The common perception of the Chinese government has a theme: Communists, tyrants, anti-Westerners, persecutors, cold-hearted butchers. The government’s extensive control over its people cannot be doubted. From the “Great Firewall of China”— the censorship of the internet — to the imprisonment of dissenters, the Chinese Communist Party (CCP) has gripped its people since its rise to power in the 1960s during the Cultural Revolution. However, the CCP’s approach to unopposed power does not just involve thoughtless violence: the government has developed an incredibly effective method of rewriting history. By controlling China’s national narrative, manipulating and omitting truths as they please, the CCP has built a foundation of ignorance to ensure their regime’s success for years to come.
Few students in China know of the Tiananmen Square massacre, even as its thirtieth-anniversary approaches. When J. Christopher Beam sat down at a café in Beijing to talk to two Chinese young men about June 4, 1989, one hit the table and left—an example of a typical reaction. Others confused by the reaction would simply ask what happened, as they had no idea. Chinese millennials either know nothing about the turning point of modern Chinese history, or they know bits and pieces, picked up from college professors and hushed, indoor discussions. Most will not admit to knowing anything for fear of imprisonment or even death. Beam met a woman identified only as Susan, who was two years old when tanks crossed through her neighborhood, but she did not learn about the event until “an American classmate raised the subject” in a college class. She explained that “When I heard about [the crackdown] I was so shocked… I [didn’t] know how the government could do that to its own people.”
The massacre came after seven weeks of protest in Tiananmen Square, located in the center of China’s capital. Beijing University students had protested for many reasons: democratization, corruption, high inflation rates, free market systems, among others. By May 13, 300,000 people gathered in the Square and marched, day after day, to advocate for their human rights while thousands began hunger strikes. A week later, the government declared martial law, and the People’s Liberation Army entered the Square only to withdraw after student protesters tried to convince the soldiers to join their cause. On June 4, the situation boiled over when party leaders ordered the army to storm the Square.
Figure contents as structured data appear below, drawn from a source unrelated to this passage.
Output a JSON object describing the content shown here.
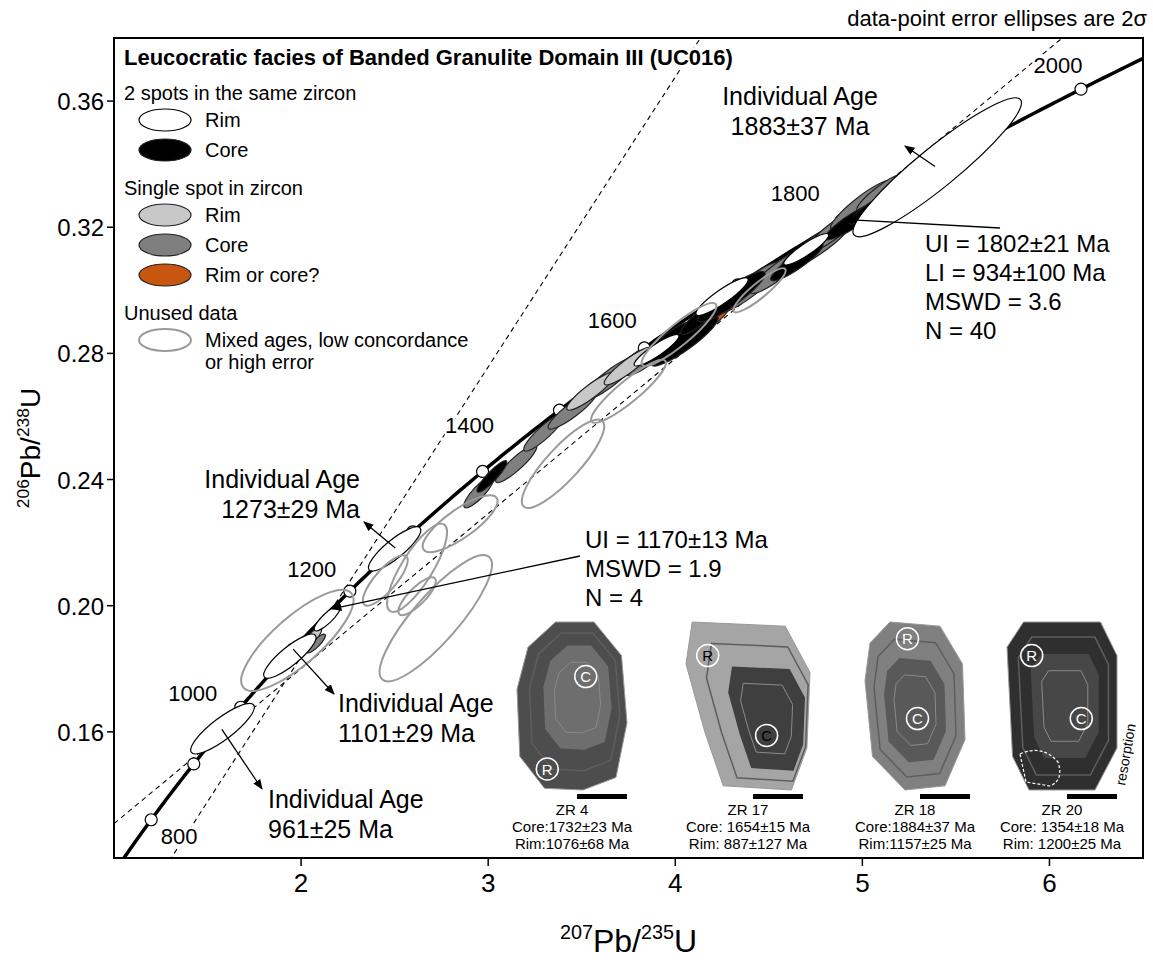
{
  "chart_data": {
    "type": "concordia",
    "title": "Leucocratic facies of Banded Granulite Domain III (UC016)",
    "note": "data-point error ellipses are 2σ",
    "x_label": "207Pb/235U",
    "y_label": "206Pb/238U",
    "xlim": [
      1.0,
      6.5
    ],
    "ylim": [
      0.12,
      0.38
    ],
    "xticks": [
      2,
      3,
      4,
      5,
      6
    ],
    "yticks": [
      0.16,
      {
        "value": 0.2,
        "label": "0.20"
      },
      0.24,
      0.28,
      0.32,
      0.36
    ],
    "grid": false,
    "legend": "top-left",
    "concordia": {
      "ages": [
        800,
        900,
        1000,
        1100,
        1200,
        1300,
        1400,
        1500,
        1600,
        1700,
        1800,
        1900,
        2000
      ],
      "labels": [
        800,
        1000,
        1200,
        1400,
        1600,
        1800,
        2000
      ]
    },
    "series": [
      {
        "name": "Rim",
        "group": "2 spots in the same zircon",
        "color": "#ffffff",
        "marker": "ellipse",
        "x": [
          1.58,
          1.94,
          2.14,
          2.5,
          3.9,
          4.25,
          4.7,
          5.4
        ],
        "values": [
          0.161,
          0.184,
          0.196,
          0.218,
          0.281,
          0.298,
          0.313,
          0.339
        ],
        "x_err": [
          0.17,
          0.14,
          0.07,
          0.14,
          0.12,
          0.14,
          0.12,
          0.45
        ],
        "y_err": [
          0.008,
          0.007,
          0.004,
          0.007,
          0.005,
          0.006,
          0.005,
          0.022
        ],
        "rho": [
          0.85,
          0.85,
          0.85,
          0.85,
          0.9,
          0.9,
          0.9,
          0.93
        ]
      },
      {
        "name": "Core",
        "group": "2 spots in the same zircon",
        "color": "#000000",
        "marker": "ellipse",
        "x": [
          3.02,
          3.95,
          4.05,
          4.15,
          4.3,
          4.65,
          4.95,
          5.05
        ],
        "values": [
          0.241,
          0.283,
          0.284,
          0.292,
          0.298,
          0.309,
          0.322,
          0.326
        ],
        "x_err": [
          0.08,
          0.14,
          0.18,
          0.12,
          0.18,
          0.14,
          0.15,
          0.12
        ],
        "y_err": [
          0.005,
          0.007,
          0.008,
          0.006,
          0.008,
          0.006,
          0.006,
          0.005
        ],
        "rho": [
          0.9,
          0.9,
          0.9,
          0.9,
          0.9,
          0.9,
          0.9,
          0.9
        ]
      },
      {
        "name": "Rim",
        "group": "Single spot in zircon",
        "color": "#c8c8c8",
        "marker": "ellipse",
        "x": [
          2.06,
          3.55,
          3.75
        ],
        "values": [
          0.19,
          0.268,
          0.276
        ],
        "x_err": [
          0.05,
          0.13,
          0.13
        ],
        "y_err": [
          0.003,
          0.006,
          0.006
        ],
        "rho": [
          0.8,
          0.9,
          0.9
        ]
      },
      {
        "name": "Core",
        "group": "Single spot in zircon",
        "color": "#7f7f7f",
        "marker": "ellipse",
        "x": [
          2.08,
          2.95,
          3.15,
          3.3,
          3.45,
          3.65,
          3.85,
          4.4,
          4.55,
          4.75,
          4.85,
          5.0,
          5.1
        ],
        "values": [
          0.188,
          0.236,
          0.245,
          0.255,
          0.262,
          0.272,
          0.278,
          0.301,
          0.306,
          0.314,
          0.319,
          0.327,
          0.331
        ],
        "x_err": [
          0.05,
          0.08,
          0.11,
          0.11,
          0.13,
          0.15,
          0.11,
          0.17,
          0.15,
          0.19,
          0.15,
          0.17,
          0.13
        ],
        "y_err": [
          0.003,
          0.005,
          0.006,
          0.006,
          0.006,
          0.007,
          0.005,
          0.008,
          0.007,
          0.008,
          0.007,
          0.008,
          0.006
        ],
        "rho": [
          0.85,
          0.85,
          0.9,
          0.9,
          0.9,
          0.9,
          0.9,
          0.9,
          0.9,
          0.9,
          0.9,
          0.9,
          0.9
        ]
      },
      {
        "name": "Rim or core?",
        "group": "Single spot in zircon",
        "color": "#c8560f",
        "marker": "ellipse",
        "x": [
          4.25
        ],
        "values": [
          0.293
        ],
        "x_err": [
          0.06
        ],
        "y_err": [
          0.004
        ],
        "rho": [
          0.9
        ]
      },
      {
        "name": "Mixed ages, low concordance or high error",
        "group": "Unused data",
        "color": "#9a9a9a",
        "marker": "outline",
        "x": [
          1.98,
          2.45,
          2.62,
          2.72,
          2.85,
          2.62,
          3.4,
          3.75,
          4.02,
          4.45
        ],
        "values": [
          0.189,
          0.208,
          0.212,
          0.196,
          0.226,
          0.203,
          0.245,
          0.268,
          0.286,
          0.3
        ],
        "x_err": [
          0.3,
          0.12,
          0.16,
          0.3,
          0.2,
          0.1,
          0.22,
          0.2,
          0.2,
          0.14
        ],
        "y_err": [
          0.016,
          0.008,
          0.014,
          0.02,
          0.009,
          0.006,
          0.014,
          0.01,
          0.01,
          0.007
        ],
        "rho": [
          0.8,
          0.8,
          0.8,
          0.85,
          0.8,
          0.8,
          0.85,
          0.9,
          0.9,
          0.9
        ]
      }
    ],
    "annotations": [
      {
        "lines": [
          "Individual Age",
          "1883±37 Ma"
        ],
        "age": 1883
      },
      {
        "lines": [
          "Individual Age",
          "1273±29 Ma"
        ],
        "age": 1273
      },
      {
        "lines": [
          "Individual Age",
          "1101±29 Ma"
        ],
        "age": 1101
      },
      {
        "lines": [
          "Individual Age",
          "961±25 Ma"
        ],
        "age": 961
      }
    ],
    "discordia": [
      {
        "lines": [
          "UI = 1802±21 Ma",
          "LI = 934±100 Ma",
          "MSWD = 3.6",
          "N = 40"
        ],
        "upper": 1802,
        "lower": 934
      },
      {
        "lines": [
          "UI = 1170±13 Ma",
          "MSWD = 1.9",
          "N = 4"
        ],
        "upper": 1170
      }
    ],
    "zircons": [
      {
        "name": "ZR 4",
        "core": "Core:1732±23 Ma",
        "rim": "Rim:1076±68 Ma",
        "core_spot": "C",
        "rim_spot": "R"
      },
      {
        "name": "ZR 17",
        "core": "Core: 1654±15 Ma",
        "rim": "Rim: 887±127 Ma",
        "core_spot": "C",
        "rim_spot": "R"
      },
      {
        "name": "ZR 18",
        "core": "Core:1884±37 Ma",
        "rim": "Rim:1157±25 Ma",
        "core_spot": "C",
        "rim_spot": "R"
      },
      {
        "name": "ZR 20",
        "core": "Core: 1354±18 Ma",
        "rim": "Rim: 1200±25 Ma",
        "core_spot": "C",
        "rim_spot": "R",
        "feature": "resorption"
      }
    ]
  }
}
Tanks rolled through, crushing those who refused to move and firing aimlessly into the crowds. Soldiers jumped off, beating and stabbing college students. While the Chinese government’s official statement reported that 200 civilians died, newly released British reports claim that this number amounted to nearly 10,000 individuals, yet another example of the CCP’s rampant concealment of the truth. Additionally, the party has maintained that the massacre “was a valid response to a ‘counter-revolutionary incident’ in which some protestors were responsible for casualties.” The fact that the slaughter had been carried out by the People’s Liberation Army, one of the few institutions that most Chinese citizens trusted, only deepened the country’s wounds. Even if this part of Chinese history is sealed, the resulting resentment and sense of betrayal of those who do remember both remain unresolved.
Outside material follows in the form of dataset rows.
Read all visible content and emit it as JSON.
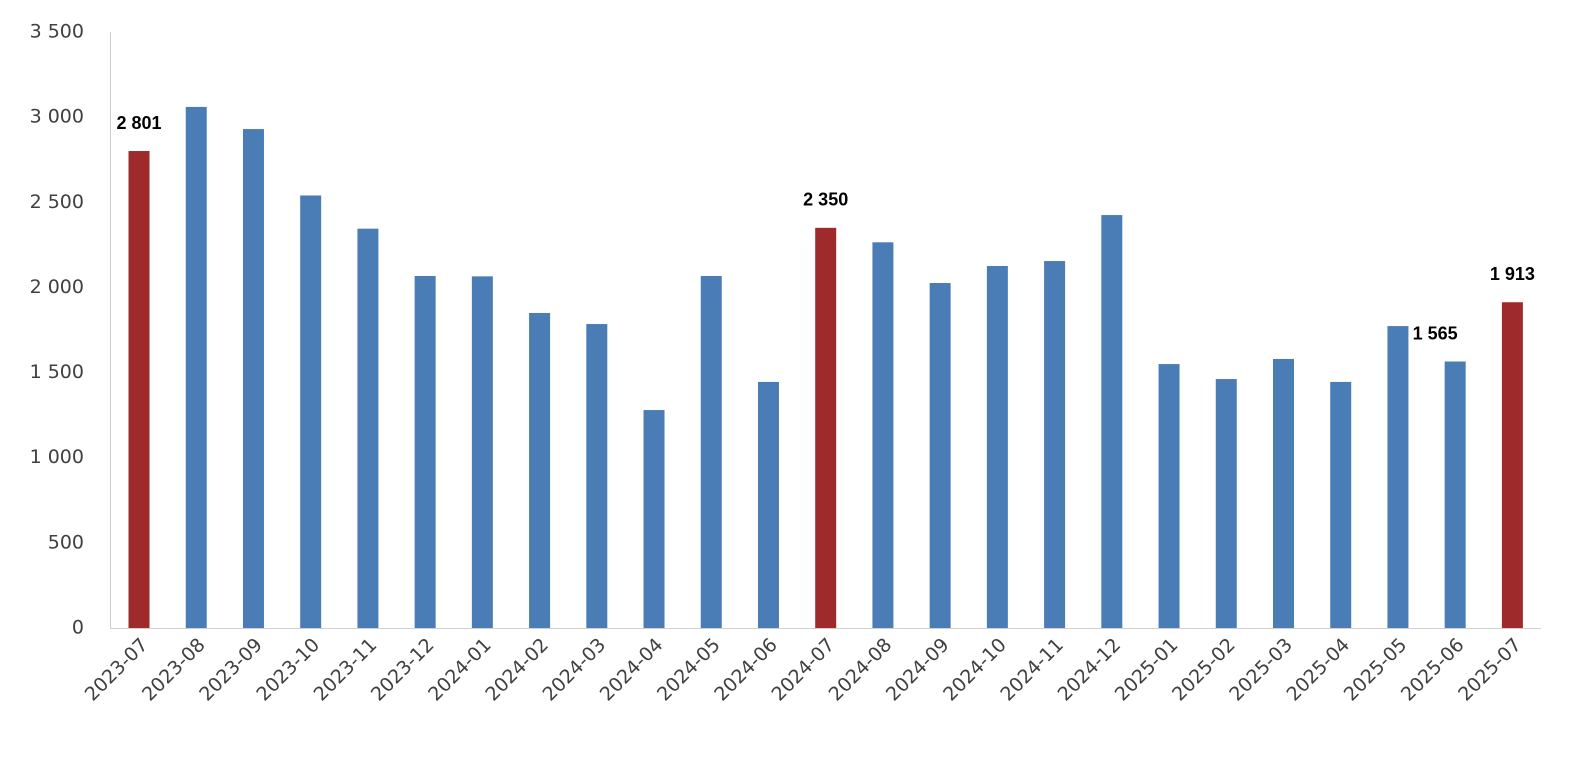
{
  "chart_data": {
    "type": "bar",
    "categories": [
      "2023-07",
      "2023-08",
      "2023-09",
      "2023-10",
      "2023-11",
      "2023-12",
      "2024-01",
      "2024-02",
      "2024-03",
      "2024-04",
      "2024-05",
      "2024-06",
      "2024-07",
      "2024-08",
      "2024-09",
      "2024-10",
      "2024-11",
      "2024-12",
      "2025-01",
      "2025-02",
      "2025-03",
      "2025-04",
      "2025-05",
      "2025-06",
      "2025-07"
    ],
    "values": [
      2801,
      3060,
      2930,
      2540,
      2345,
      2067,
      2065,
      1850,
      1785,
      1280,
      2067,
      1445,
      2350,
      2265,
      2026,
      2126,
      2155,
      2425,
      1550,
      1462,
      1580,
      1445,
      1773,
      1565,
      1913
    ],
    "value_labels": [
      "2 801",
      null,
      null,
      null,
      null,
      null,
      null,
      null,
      null,
      null,
      null,
      null,
      "2 350",
      null,
      null,
      null,
      null,
      null,
      null,
      null,
      null,
      null,
      null,
      "1 565",
      "1 913"
    ],
    "colors": [
      "#9e2a2b",
      "#4a7db5",
      "#4a7db5",
      "#4a7db5",
      "#4a7db5",
      "#4a7db5",
      "#4a7db5",
      "#4a7db5",
      "#4a7db5",
      "#4a7db5",
      "#4a7db5",
      "#4a7db5",
      "#9e2a2b",
      "#4a7db5",
      "#4a7db5",
      "#4a7db5",
      "#4a7db5",
      "#4a7db5",
      "#4a7db5",
      "#4a7db5",
      "#4a7db5",
      "#4a7db5",
      "#4a7db5",
      "#4a7db5",
      "#9e2a2b"
    ],
    "ylim": [
      0,
      3500
    ],
    "yticks": [
      0,
      500,
      {
        "value": 1000,
        "label": "1 000"
      },
      {
        "value": 1500,
        "label": "1 500"
      },
      {
        "value": 2000,
        "label": "2 000"
      },
      {
        "value": 2500,
        "label": "2 500"
      },
      {
        "value": 3000,
        "label": "3 000"
      },
      {
        "value": 3500,
        "label": "3 500"
      }
    ],
    "grid": false
  }
}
The CCP’s success in hiding the atrocity to its own people is both remarkable and horrifying. As part of the infamous Chinese firewall, the government banned Google from all Chinese servers in fear that the Western system of free information flow would undermine the government’s power. The government censored this massacre even more; its discussion has been unofficially banned in textbooks and Weibo––a popular microblogging site––searches. If one were to search “1989” on China’s main search engine, Baidu, the only results would be official, state-released reports or nothing at all. Similarly, on the mainland, those who try to commemorate the massacre are arrested, although protests remain strong in Hong Kong and Taiwan. The Human Rights Watch explains how the government continues to squash the victims and families demanding justice and arrests anyone too outspoken for their liking. For example, Guo Jian, a well-known artist, was arrested for creating a model of Tiananmen Square covered in ground meat. The imprisonment and death of Liu Xiaobo, a writer who won a Nobel Peace Prize for his support of students in the Tiananmen massacre and campaigns against one-party rule and various other policies, enraged many Western critics.
Ultimately, as Bonnie Gerard argues in The Diplomat, the legacy of the massacre lies in the normalization and institutionalization of “extreme censorship and political repression.” However, these tools, now essential to the CCP’s power, have led to the buildup of palpable tensions and inhibited the success of China’s modernization. According to Gerard, “China in 1989 was on the cusp of something more than just an economic explosion” but it all ended on June 4, 1989, when the government doubled down on its control of ideas. Small private businesses had been opening across the country as people began to believe that China was realizing its full potential that had been so dearly paid for during the Cultural Revolution. The government and its people never reconciled afterwards, with the CCP suppressing discussion and silencing voices that had the potential to finally address issues, and could allow the country to move past its stagnant political culture. Time explains how “Entrepreneurs cannot be expected to launch the next Google in an environment where the Internet is controlled, creative thinking is discouraged and the courts can’t protect them.” By barring intellectual freedom through censorship and oppression, the legacy of Tiananmen is holding back the country; China cannot advance and compete with the top economic powers of today without having the freedom to innovate and explore. It is time that President Xi Jinping and his government realize that.